Nevertheless, scientists can examine a specific timeframe of seismic data and use mathematical algorithms to detect and relocate the earthquakes – even ones that were not large enough to have been given an official location when the swarm was first analyzed. USGS seismologist David Shelly used such techniques to study the 2010 swarm. He and his colleagues were able to recognize 8710 events, including many small events with magnitude as low as -1. For reference, the energy released by a M -1 earthquake is similar to the kinetic energy of the impact when a large man (100 kg) jumps off a 2-m-high fence. That is, this allows us to look at really tiny events and to understand more about the relative location of all the earthquakes.
The research was published in 2013 in the Journal of Geophysical Research, co–authored with colleagues from the University of Utah. One important finding was that most of the earthquakes took place within a single inclined fault zone, beginning at ~10 km depth then migrated up, down and sideways over the three-week swarm. The authors concluded that pressurized fluids (probably hot and gassy water) triggered the rupture of a pre-existing crustal fault system. Quite possibly, release of fluid from deep magma causes pressurization, which can trigger slip on faults that are under stress.

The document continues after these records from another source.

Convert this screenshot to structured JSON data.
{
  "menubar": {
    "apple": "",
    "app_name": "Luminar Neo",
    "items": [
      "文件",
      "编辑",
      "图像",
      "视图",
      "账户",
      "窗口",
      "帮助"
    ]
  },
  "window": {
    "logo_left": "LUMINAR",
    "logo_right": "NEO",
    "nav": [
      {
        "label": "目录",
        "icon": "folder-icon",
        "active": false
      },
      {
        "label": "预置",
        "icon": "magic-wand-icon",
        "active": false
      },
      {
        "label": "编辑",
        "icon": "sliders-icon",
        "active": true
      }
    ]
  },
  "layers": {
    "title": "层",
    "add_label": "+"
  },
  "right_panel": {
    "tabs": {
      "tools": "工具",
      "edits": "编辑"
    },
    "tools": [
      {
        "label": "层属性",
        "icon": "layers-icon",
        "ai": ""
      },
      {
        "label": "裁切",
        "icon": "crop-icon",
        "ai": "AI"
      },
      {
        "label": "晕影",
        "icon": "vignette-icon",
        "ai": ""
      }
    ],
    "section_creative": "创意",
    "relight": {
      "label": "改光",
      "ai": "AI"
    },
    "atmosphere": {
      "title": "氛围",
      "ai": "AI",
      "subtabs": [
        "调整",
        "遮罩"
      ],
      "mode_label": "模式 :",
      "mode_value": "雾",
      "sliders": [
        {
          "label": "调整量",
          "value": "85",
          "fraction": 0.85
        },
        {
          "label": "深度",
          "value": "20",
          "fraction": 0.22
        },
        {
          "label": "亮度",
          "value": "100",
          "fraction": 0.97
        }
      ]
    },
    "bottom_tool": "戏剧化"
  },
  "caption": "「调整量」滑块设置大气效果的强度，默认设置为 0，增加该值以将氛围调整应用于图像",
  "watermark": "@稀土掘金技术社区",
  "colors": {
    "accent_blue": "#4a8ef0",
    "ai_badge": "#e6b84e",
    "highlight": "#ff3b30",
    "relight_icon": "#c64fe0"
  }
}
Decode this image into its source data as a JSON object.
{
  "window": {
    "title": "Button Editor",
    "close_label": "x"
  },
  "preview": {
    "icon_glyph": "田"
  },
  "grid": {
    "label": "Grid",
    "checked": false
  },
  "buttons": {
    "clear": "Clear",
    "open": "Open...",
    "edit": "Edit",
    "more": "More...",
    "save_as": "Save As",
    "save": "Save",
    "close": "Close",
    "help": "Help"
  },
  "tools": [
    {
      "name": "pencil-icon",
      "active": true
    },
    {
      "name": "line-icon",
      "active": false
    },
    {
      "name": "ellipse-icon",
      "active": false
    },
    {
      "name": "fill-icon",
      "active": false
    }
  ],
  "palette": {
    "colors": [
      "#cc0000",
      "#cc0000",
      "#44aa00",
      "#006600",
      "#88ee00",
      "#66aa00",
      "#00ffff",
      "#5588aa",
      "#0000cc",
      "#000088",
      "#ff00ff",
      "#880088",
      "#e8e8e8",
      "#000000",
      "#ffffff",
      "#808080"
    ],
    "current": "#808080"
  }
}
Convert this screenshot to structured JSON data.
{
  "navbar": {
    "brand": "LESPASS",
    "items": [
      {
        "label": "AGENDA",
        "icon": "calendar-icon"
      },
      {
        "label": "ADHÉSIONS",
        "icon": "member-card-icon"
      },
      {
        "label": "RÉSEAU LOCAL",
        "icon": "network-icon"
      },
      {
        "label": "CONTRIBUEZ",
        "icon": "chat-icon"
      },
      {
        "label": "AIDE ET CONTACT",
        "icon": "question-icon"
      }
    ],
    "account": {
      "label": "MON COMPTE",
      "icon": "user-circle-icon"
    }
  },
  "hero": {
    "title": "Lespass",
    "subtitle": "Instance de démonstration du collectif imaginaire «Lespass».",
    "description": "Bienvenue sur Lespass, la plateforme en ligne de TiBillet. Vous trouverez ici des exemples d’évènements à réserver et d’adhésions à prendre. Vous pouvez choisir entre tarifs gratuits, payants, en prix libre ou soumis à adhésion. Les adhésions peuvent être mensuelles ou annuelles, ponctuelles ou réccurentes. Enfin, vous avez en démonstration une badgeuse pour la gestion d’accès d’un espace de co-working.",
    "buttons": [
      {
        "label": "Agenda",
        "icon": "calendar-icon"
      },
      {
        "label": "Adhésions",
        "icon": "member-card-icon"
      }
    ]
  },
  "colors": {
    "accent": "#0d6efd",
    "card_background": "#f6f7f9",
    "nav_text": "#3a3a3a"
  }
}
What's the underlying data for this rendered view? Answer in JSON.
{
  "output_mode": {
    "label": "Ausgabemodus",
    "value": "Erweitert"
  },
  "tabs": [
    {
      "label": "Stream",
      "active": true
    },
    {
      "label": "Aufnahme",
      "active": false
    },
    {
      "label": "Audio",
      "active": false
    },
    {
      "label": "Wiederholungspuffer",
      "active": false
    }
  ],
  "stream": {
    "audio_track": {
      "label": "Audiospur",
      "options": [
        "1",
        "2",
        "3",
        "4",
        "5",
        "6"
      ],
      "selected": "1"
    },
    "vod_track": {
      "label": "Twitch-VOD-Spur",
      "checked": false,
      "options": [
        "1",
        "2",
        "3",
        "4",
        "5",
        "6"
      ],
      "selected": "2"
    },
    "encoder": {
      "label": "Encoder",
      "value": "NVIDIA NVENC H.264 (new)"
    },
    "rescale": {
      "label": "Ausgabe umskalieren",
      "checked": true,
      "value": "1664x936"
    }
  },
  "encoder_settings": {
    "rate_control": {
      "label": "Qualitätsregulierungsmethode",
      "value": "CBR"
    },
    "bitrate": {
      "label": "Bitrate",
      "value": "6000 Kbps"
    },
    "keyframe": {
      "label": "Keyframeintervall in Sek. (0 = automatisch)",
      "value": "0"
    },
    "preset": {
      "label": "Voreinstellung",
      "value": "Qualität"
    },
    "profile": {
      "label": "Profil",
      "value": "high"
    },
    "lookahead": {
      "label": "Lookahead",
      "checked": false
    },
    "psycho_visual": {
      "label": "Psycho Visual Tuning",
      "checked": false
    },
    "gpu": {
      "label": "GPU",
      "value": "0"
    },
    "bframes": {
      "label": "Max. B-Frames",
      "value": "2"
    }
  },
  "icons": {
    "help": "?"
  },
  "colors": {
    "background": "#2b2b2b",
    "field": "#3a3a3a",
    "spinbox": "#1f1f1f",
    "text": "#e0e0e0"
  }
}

With their 2013 paper, Shelly and his colleagues provided a time-lapse video animation that depicts how earthquakes migrated along the crustal fault during the 2010 swarm. Because the Yellowstone Caldera started to subside in 2010, after about six years of uplift, most scientists now agree that earthquake swarms can be a key contributor to uplift/subsidence cycles in the caldera (Figure 8 of Shelly et al., above).
The 2017 swarm is farther north, and would more likely be linked to pressurization around the Norris Geyser Basin, or even the Hebgen Lake Fault Zone north of West Yellowstone. Future studies will allow us to learn more about the details of the swarm, and its effect on the surrounding crust.
As with the other well-studied earthquake swarms near Yellowstone in the past 50 years, damage to facilities and infrastructure has been minimal, as is potential for related volcanic eruptions. Fortunately, these events do provide an incredible learning opportunity for earth scientists around the globe.